Le plus fascinant, c'est probablement ça : nos écosystèmes tempérés doivent littéralement leur existence aux carcasses de poissons migrateurs. En Alaska, les forêts poussent encore au rythme des remontées de saumon. Ça se lit dans les cernes des arbres. Il y a quelque chose de vertigineux à réaliser qu'on habite, en quelque sorte, sur les restes de migrations dont plus personne ne se souvient.

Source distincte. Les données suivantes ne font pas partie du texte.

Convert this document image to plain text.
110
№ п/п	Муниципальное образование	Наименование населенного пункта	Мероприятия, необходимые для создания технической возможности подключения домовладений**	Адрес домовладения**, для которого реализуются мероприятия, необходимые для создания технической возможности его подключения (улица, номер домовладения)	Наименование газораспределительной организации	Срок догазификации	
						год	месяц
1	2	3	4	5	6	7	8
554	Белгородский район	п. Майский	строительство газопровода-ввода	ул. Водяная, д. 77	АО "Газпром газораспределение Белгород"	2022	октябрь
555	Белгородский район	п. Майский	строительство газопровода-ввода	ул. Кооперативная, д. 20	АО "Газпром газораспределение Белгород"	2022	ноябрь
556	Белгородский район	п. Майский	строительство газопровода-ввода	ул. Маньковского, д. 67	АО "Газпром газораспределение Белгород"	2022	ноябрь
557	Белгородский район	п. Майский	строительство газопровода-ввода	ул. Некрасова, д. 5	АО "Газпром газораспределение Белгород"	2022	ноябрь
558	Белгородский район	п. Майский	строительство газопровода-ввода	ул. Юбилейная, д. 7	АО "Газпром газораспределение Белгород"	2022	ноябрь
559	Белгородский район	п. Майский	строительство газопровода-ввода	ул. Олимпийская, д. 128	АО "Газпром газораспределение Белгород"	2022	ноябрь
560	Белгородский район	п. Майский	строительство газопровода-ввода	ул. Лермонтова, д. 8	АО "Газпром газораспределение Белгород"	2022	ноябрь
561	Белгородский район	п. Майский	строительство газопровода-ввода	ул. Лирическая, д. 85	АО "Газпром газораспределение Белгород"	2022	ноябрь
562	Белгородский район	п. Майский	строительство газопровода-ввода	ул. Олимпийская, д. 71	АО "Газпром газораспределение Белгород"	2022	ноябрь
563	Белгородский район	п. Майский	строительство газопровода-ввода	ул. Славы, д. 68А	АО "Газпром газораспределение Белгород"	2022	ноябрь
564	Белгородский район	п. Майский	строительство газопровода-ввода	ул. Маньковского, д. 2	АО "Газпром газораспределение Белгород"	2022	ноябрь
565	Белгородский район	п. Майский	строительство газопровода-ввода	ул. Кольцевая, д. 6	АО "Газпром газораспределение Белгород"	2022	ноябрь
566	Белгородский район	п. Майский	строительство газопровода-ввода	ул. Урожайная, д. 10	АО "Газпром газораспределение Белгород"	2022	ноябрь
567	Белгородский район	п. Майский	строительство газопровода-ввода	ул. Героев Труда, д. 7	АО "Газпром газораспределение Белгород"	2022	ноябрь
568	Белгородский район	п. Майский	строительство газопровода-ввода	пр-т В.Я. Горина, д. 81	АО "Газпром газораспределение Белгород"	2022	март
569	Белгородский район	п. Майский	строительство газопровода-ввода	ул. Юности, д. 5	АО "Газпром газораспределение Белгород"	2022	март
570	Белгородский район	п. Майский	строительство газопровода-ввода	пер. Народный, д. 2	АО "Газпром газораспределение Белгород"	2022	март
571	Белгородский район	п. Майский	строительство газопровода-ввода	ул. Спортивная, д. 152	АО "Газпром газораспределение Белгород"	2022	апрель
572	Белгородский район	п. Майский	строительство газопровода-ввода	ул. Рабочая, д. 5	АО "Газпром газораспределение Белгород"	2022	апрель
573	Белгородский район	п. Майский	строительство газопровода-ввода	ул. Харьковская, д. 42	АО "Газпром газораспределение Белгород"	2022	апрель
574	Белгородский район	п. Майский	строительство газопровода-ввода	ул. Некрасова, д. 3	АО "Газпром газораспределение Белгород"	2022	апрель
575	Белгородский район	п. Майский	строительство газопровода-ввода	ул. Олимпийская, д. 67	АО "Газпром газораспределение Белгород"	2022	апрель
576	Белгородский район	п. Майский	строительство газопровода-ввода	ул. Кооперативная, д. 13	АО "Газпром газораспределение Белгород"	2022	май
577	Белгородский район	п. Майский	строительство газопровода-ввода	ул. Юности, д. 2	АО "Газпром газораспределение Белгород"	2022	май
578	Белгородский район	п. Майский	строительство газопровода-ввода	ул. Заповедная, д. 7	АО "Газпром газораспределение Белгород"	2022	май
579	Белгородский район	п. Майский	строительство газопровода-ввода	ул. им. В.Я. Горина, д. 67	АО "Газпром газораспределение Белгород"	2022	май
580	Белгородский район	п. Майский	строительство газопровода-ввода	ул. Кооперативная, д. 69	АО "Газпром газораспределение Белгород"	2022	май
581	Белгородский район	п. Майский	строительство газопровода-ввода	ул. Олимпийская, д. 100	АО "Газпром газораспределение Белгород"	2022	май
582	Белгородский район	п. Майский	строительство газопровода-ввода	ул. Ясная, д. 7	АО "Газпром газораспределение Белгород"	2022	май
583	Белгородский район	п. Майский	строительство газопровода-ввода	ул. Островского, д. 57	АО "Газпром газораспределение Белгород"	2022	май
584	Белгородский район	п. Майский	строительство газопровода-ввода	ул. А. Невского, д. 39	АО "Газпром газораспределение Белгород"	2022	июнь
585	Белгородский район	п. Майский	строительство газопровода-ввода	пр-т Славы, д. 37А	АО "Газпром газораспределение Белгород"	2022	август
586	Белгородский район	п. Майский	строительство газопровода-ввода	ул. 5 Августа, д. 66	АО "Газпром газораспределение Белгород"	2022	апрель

Et puis il y a cette amnésie écologique que décrit François. Chaque génération ne mesure la perte qu'à l'échelle de sa propre mémoire. On s'inquiète du déclin récent sans soupçonner que ce qu'on prenait pour un état normal était déjà un monde appauvri. Des marsouins dans la Seine, des esturgeons de 150 kg dans la Gironde, des anguilles si nombreuses que l'eau en changeait de consistance. Tout ça nous semble relever du conte. C'était pourtant la réalité d'il y a trois ou quatre cents ans.
Pour ma part, je prévois un article sur un témoignage très personnel que j'ai pu observé avec mes yeux d'enfants de la rivière qui était à 800 mètres de chez moi.
Bonne écoute !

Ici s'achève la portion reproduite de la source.